Query: Does anybody here have a handle on how exactly Affinity determines if a font is restricted, & also if there is any way for the app to determine exactly what the restrictions are?

I think that this has already been tried to be answered multiple times in this thread: handling of cloud based fonts (their installation locations) needs dedicated (manual) handilng in code. If there is no separate implementation (meaning that an app simply acts based on native font API), then it cannot map cloud fonts to their installation paths, which automatically also means that these fonts will not be included e.g. in packaging routines of that specific app.

I do not think that operating system font API (neither on Windows or macOS) provides any information on whether a font resource is "cloud based"  or "non-cloud based". This information is basically trivial/irrelevant to the operating system and apps that enumerate fonts that are available.

UPDATE:

As for other restrictions (e.g. regarding which embedding capabilities are allowed), this information is provided similarly to the operating system as equivalent information for non-cloud based fonts.

For Windows, the reference can be found here: https://docs.microsoft.com/en-us/windows/win32/gdi/font-embedding-reference or more specifically here: https://docs.microsoft.com/en-us/windows/win32/api/t2embapi/nf-t2embapi-ttgetembeddingtype

But I do not think that these kinds of restrictions have any relevance as regards packaging of fonts.
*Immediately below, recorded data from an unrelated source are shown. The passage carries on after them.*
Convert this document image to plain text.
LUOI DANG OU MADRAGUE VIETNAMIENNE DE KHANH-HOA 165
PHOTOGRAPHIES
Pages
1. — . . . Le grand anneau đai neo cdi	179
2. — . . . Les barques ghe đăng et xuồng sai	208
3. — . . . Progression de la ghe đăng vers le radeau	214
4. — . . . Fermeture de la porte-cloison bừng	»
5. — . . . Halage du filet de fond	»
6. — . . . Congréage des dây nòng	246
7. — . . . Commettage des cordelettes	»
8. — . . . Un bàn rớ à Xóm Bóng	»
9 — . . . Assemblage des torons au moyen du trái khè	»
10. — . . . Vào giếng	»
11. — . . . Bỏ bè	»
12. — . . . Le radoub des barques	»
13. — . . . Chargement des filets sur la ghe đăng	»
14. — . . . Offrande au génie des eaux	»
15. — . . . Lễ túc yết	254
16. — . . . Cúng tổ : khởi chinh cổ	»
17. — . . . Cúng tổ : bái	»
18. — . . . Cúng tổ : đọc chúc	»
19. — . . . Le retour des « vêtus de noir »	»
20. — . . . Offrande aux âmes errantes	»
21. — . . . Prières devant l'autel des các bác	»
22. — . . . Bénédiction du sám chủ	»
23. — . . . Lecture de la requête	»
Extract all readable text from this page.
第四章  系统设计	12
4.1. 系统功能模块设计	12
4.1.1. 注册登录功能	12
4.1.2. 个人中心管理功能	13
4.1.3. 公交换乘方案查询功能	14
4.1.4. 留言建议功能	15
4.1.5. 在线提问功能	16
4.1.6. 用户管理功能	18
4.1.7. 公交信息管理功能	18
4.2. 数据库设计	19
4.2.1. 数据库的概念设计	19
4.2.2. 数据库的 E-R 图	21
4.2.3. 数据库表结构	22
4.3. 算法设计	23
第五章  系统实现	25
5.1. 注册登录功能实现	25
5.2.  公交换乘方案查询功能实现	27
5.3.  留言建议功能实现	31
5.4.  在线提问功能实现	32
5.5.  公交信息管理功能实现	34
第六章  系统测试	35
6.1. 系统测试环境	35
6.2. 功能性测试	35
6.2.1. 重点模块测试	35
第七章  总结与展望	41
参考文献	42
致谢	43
The listed properties for used (not yet packaged) and packaged (not yet installed) fonts seem to be erroneously reported anyway (there can be status conflicts already when listing the same information on the Summary and Fonts tabs).

UPDATE: If you specifically asked the meaning of "Restricted" attribute of embedding capabilities, this is explained in the documentation referred above like this:

Quote
EMBED_NOEMBEDDING
Restricted License Embedding. The font must not be modified, embedded, or exchanged in any manner without first obtaining permission of the legal owner.